千葉雅也の脅しにさらされていた僕に対してのあのコメントは僕のネット活動で得た宝の一つです。
〈フランス現代思想〉の商業的勢いもだいぶ落ちてきたところなので、
では現代思想は何を考えればいいのか、生産的な方面でも思索を展開したいと思っています。
引き続き僕の文章とおつきあいいただければ幸いです。
ルンバさん
「同意できるものもできないものもあったが、少なくとも根拠をあげた批判であることは間違いなく」と書いていただき、
しっかりと読んでいただいていたんだな、と有難く感じました。
「学者の地位にある者がこれほど議論ができないというのは驚きだった」とも書いてありますが、
本物の学者は当然ですが議論など問題なくできると思います。
僕が糾弾していた人間がインチキ学者だからそうなのであって、
学者の方一般があのようではないと思いますので、ご安心ください。
牟礼鯨さん
「夕立鯨油」という俳句のブログを書いておられる方なのですね。
僕のような俳句素人の文を読んでいただいて恐縮ですが、
「内輪」そのものは僕も否定しなくていいと思います。
(今回、僕も孤立して行動することの問題を実感しました)
問題は内輪の感覚に自足して、外部の批判を排斥する態度ですので、
「波風が常態であるべき」という牟礼鯨さんの考えが俳句界の常識になることを願っています。
ファンさん
僕にファンとは驚きましたが、Amazonの判定は無謬であり絶対であるようなので、復活は難しいです。
応援していただき、本当にありがとうございました。
藤本智子さん
俳人の方に応援していただけるだけでも有難いので、藤本さんが申し訳なく思う必要はないんですよ。

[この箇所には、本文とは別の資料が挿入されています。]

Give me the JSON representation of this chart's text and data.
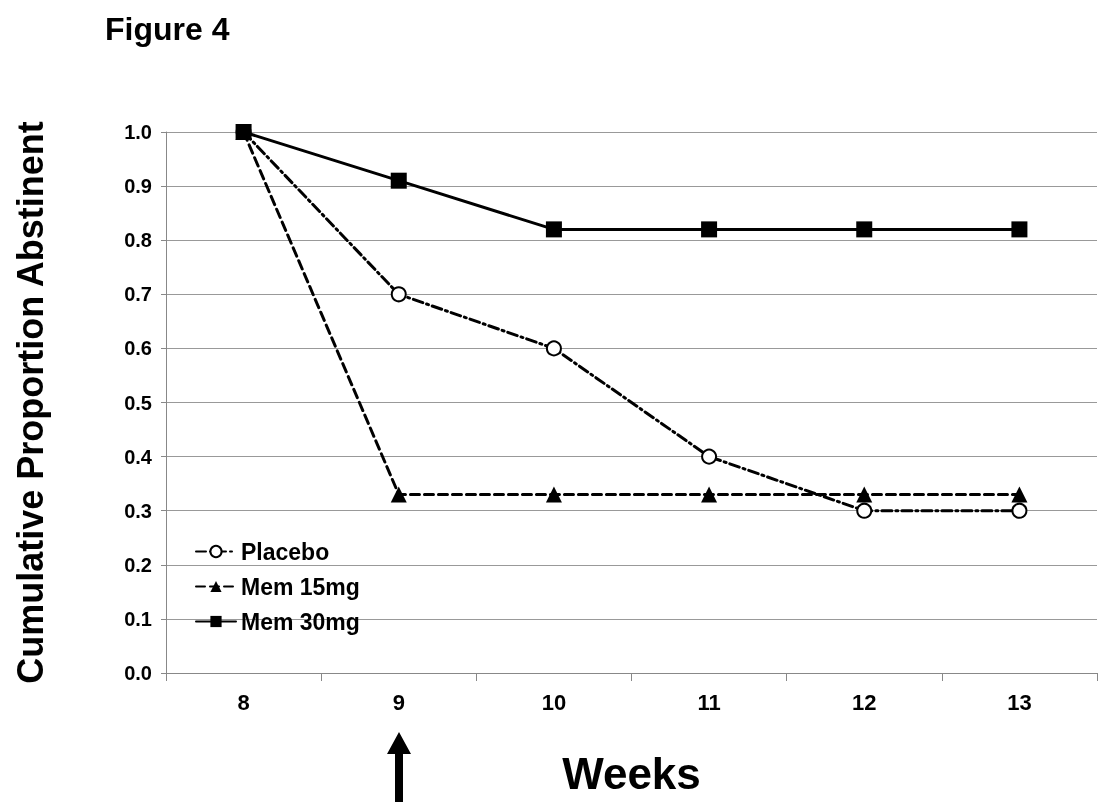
{
  "chart_data": {
    "type": "line",
    "title": "Figure 4",
    "xlabel": "Weeks",
    "ylabel": "Cumulative Proportion Abstinent",
    "categories": [
      "8",
      "9",
      "10",
      "11",
      "12",
      "13"
    ],
    "series": [
      {
        "name": "Placebo",
        "color": "#000000",
        "marker": "circle",
        "line_style": "dashdot",
        "values": [
          1.0,
          0.7,
          0.6,
          0.4,
          0.3,
          0.3
        ]
      },
      {
        "name": "Mem 15mg",
        "color": "#000000",
        "marker": "triangle",
        "line_style": "dashed",
        "values": [
          1.0,
          0.33,
          0.33,
          0.33,
          0.33,
          0.33
        ]
      },
      {
        "name": "Mem 30mg",
        "color": "#000000",
        "marker": "square",
        "line_style": "solid",
        "values": [
          1.0,
          0.91,
          0.82,
          0.82,
          0.82,
          0.82
        ]
      }
    ],
    "ylim": [
      0,
      1
    ],
    "yticks": [
      {
        "value": 0,
        "label": "0.0"
      },
      {
        "value": 0.1,
        "label": "0.1"
      },
      {
        "value": 0.2,
        "label": "0.2"
      },
      {
        "value": 0.3,
        "label": "0.3"
      },
      {
        "value": 0.4,
        "label": "0.4"
      },
      {
        "value": 0.5,
        "label": "0.5"
      },
      {
        "value": 0.6,
        "label": "0.6"
      },
      {
        "value": 0.7,
        "label": "0.7"
      },
      {
        "value": 0.8,
        "label": "0.8"
      },
      {
        "value": 0.9,
        "label": "0.9"
      },
      {
        "value": 1,
        "label": "1.0"
      }
    ],
    "grid": "y",
    "legend": "bottom left"
  }
}
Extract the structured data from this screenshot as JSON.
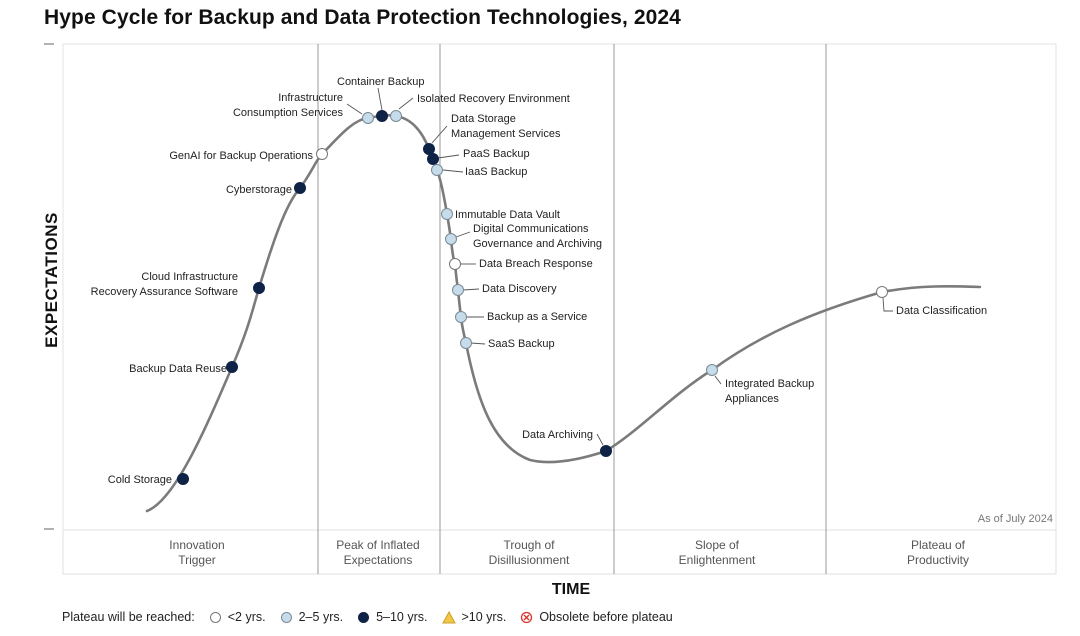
{
  "title": "Hype Cycle for Backup and Data Protection Technologies, 2024",
  "y_axis_label": "EXPECTATIONS",
  "x_axis_label": "TIME",
  "as_of": "As of July 2024",
  "phases": [
    {
      "name": "Innovation\nTrigger"
    },
    {
      "name": "Peak of Inflated\nExpectations"
    },
    {
      "name": "Trough of\nDisillusionment"
    },
    {
      "name": "Slope of\nEnlightenment"
    },
    {
      "name": "Plateau of\nProductivity"
    }
  ],
  "legend": {
    "prefix": "Plateau will be reached:",
    "items": [
      {
        "label": "<2 yrs.",
        "key": "lt2",
        "symbol": "white-circle"
      },
      {
        "label": "2–5 yrs.",
        "key": "2to5",
        "symbol": "light-blue-circle"
      },
      {
        "label": "5–10 yrs.",
        "key": "5to10",
        "symbol": "dark-navy-circle"
      },
      {
        "label": ">10 yrs.",
        "key": "gt10",
        "symbol": "yellow-triangle"
      },
      {
        "label": "Obsolete before plateau",
        "key": "obsolete",
        "symbol": "red-x-circle"
      }
    ]
  },
  "colors": {
    "lt2": "#ffffff",
    "2to5": "#c6dcea",
    "5to10": "#0f2347",
    "gt10": "#f2c744",
    "obsolete": "#d9342b",
    "curve": "#7b7b7b",
    "divider": "#9a9a9a"
  },
  "technologies": [
    {
      "name": "Cold Storage",
      "maturity": "5to10"
    },
    {
      "name": "Backup Data Reuse",
      "maturity": "5to10"
    },
    {
      "name": "Cloud Infrastructure\nRecovery Assurance Software",
      "maturity": "5to10"
    },
    {
      "name": "Cyberstorage",
      "maturity": "5to10"
    },
    {
      "name": "GenAI for Backup Operations",
      "maturity": "lt2"
    },
    {
      "name": "Infrastructure\nConsumption Services",
      "maturity": "2to5"
    },
    {
      "name": "Container Backup",
      "maturity": "5to10"
    },
    {
      "name": "Isolated Recovery Environment",
      "maturity": "2to5"
    },
    {
      "name": "Data Storage\nManagement Services",
      "maturity": "5to10"
    },
    {
      "name": "PaaS Backup",
      "maturity": "5to10"
    },
    {
      "name": "IaaS Backup",
      "maturity": "2to5"
    },
    {
      "name": "Immutable Data Vault",
      "maturity": "2to5"
    },
    {
      "name": "Digital Communications\nGovernance and Archiving",
      "maturity": "2to5"
    },
    {
      "name": "Data Breach Response",
      "maturity": "lt2"
    },
    {
      "name": "Data Discovery",
      "maturity": "2to5"
    },
    {
      "name": "Backup as a Service",
      "maturity": "2to5"
    },
    {
      "name": "SaaS Backup",
      "maturity": "2to5"
    },
    {
      "name": "Data Archiving",
      "maturity": "5to10"
    },
    {
      "name": "Integrated Backup\nAppliances",
      "maturity": "2to5"
    },
    {
      "name": "Data Classification",
      "maturity": "lt2"
    }
  ]
}
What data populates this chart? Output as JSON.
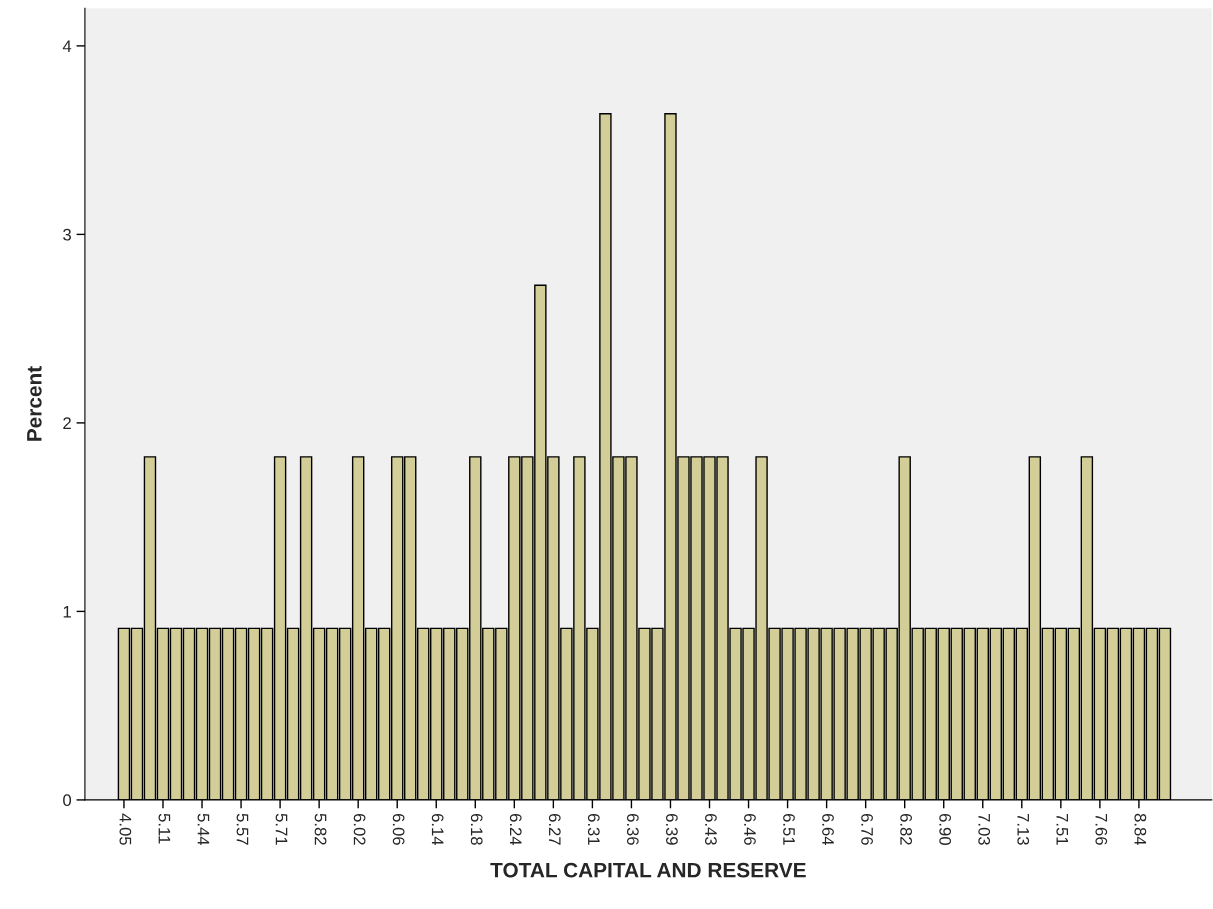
{
  "chart_data": {
    "type": "bar",
    "xlabel": "TOTAL CAPITAL AND RESERVE",
    "ylabel": "Percent",
    "categories": [
      "4.05",
      null,
      null,
      "5.11",
      null,
      null,
      "5.44",
      null,
      null,
      "5.57",
      null,
      null,
      "5.71",
      null,
      null,
      "5.82",
      null,
      null,
      "6.02",
      null,
      null,
      "6.06",
      null,
      null,
      "6.14",
      null,
      null,
      "6.18",
      null,
      null,
      "6.24",
      null,
      null,
      "6.27",
      null,
      null,
      "6.31",
      null,
      null,
      "6.36",
      null,
      null,
      "6.39",
      null,
      null,
      "6.43",
      null,
      null,
      "6.46",
      null,
      null,
      "6.51",
      null,
      null,
      "6.64",
      null,
      null,
      "6.76",
      null,
      null,
      "6.82",
      null,
      null,
      "6.90",
      null,
      null,
      "7.03",
      null,
      null,
      "7.13",
      null,
      null,
      "7.51",
      null,
      null,
      "7.66",
      null,
      null,
      "8.84",
      null,
      null
    ],
    "values": [
      0.91,
      0.91,
      1.82,
      0.91,
      0.91,
      0.91,
      0.91,
      0.91,
      0.91,
      0.91,
      0.91,
      0.91,
      1.82,
      0.91,
      1.82,
      0.91,
      0.91,
      0.91,
      1.82,
      0.91,
      0.91,
      1.82,
      1.82,
      0.91,
      0.91,
      0.91,
      0.91,
      1.82,
      0.91,
      0.91,
      1.82,
      1.82,
      2.73,
      1.82,
      0.91,
      1.82,
      0.91,
      3.64,
      1.82,
      1.82,
      0.91,
      0.91,
      3.64,
      1.82,
      1.82,
      1.82,
      1.82,
      0.91,
      0.91,
      1.82,
      0.91,
      0.91,
      0.91,
      0.91,
      0.91,
      0.91,
      0.91,
      0.91,
      0.91,
      0.91,
      1.82,
      0.91,
      0.91,
      0.91,
      0.91,
      0.91,
      0.91,
      0.91,
      0.91,
      0.91,
      1.82,
      0.91,
      0.91,
      0.91,
      1.82,
      0.91,
      0.91,
      0.91,
      0.91,
      0.91,
      0.91
    ],
    "color": "#d3ce97",
    "ylim": [
      0,
      4.2
    ],
    "yticks": [
      0,
      1,
      2,
      3,
      4
    ],
    "grid": false,
    "legend": false
  }
}
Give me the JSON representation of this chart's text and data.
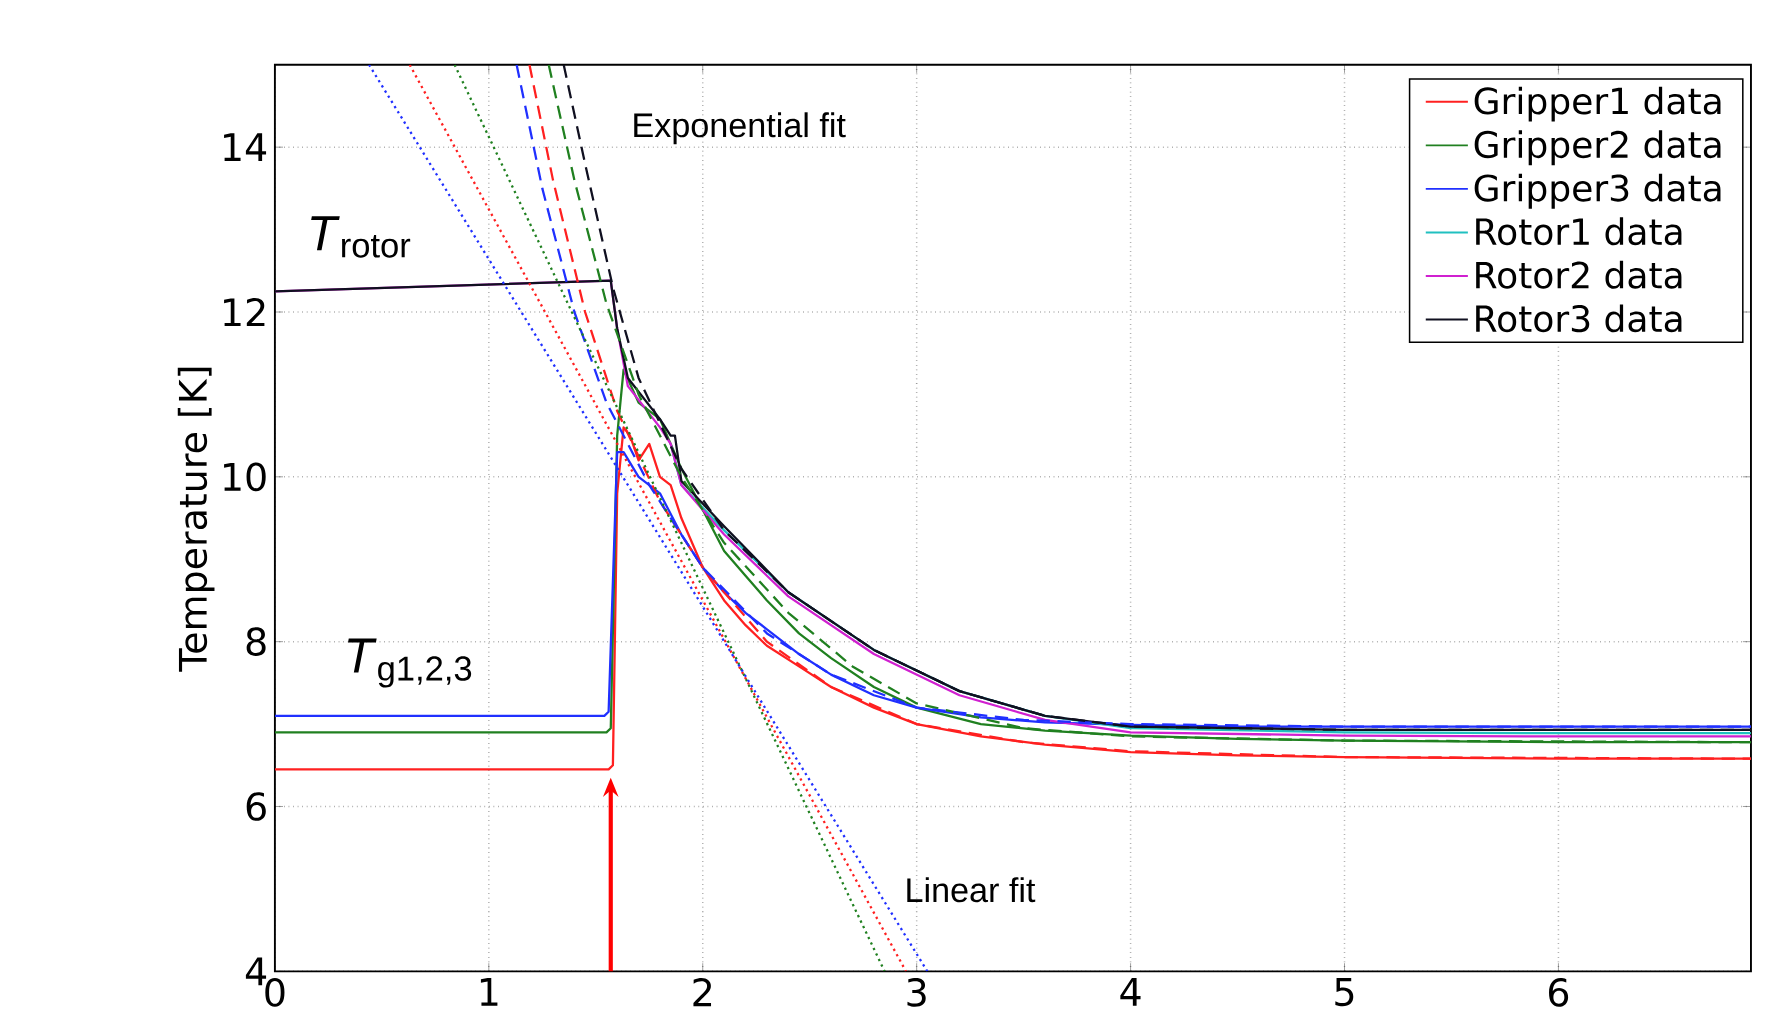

僕自身が応援してくださる方の声を聞こうとしなかったのが悪かったのです。
今回このように声を寄せていただけたことに感謝しています。
花田心作さん
花田さんも俳人の方のようですね。
Amazonレビューに評論を載せるのは法的問題になりかねないとのご指摘、ありがとうございます。
幸いにも問題になる前にAmazonから追放されたのかもしれないわけですね。
再出発へと強く背中を押してくださる花田さんの気持ちが強く響きました。
Amazonと関係なく活動をしようと思いますが、職業契約上の問題で本名は出せないんです。
またくだらなぬ名前で活動することになると思いますが、もうちょっとマシな名前をつける努力をします。
泥炭さん
俳人の方からこんなにコメントをいただき感謝しています。
そうですね、誰にも削除できない、というより、削除が妥当と思われない書き方で書いた方が良さそうですね。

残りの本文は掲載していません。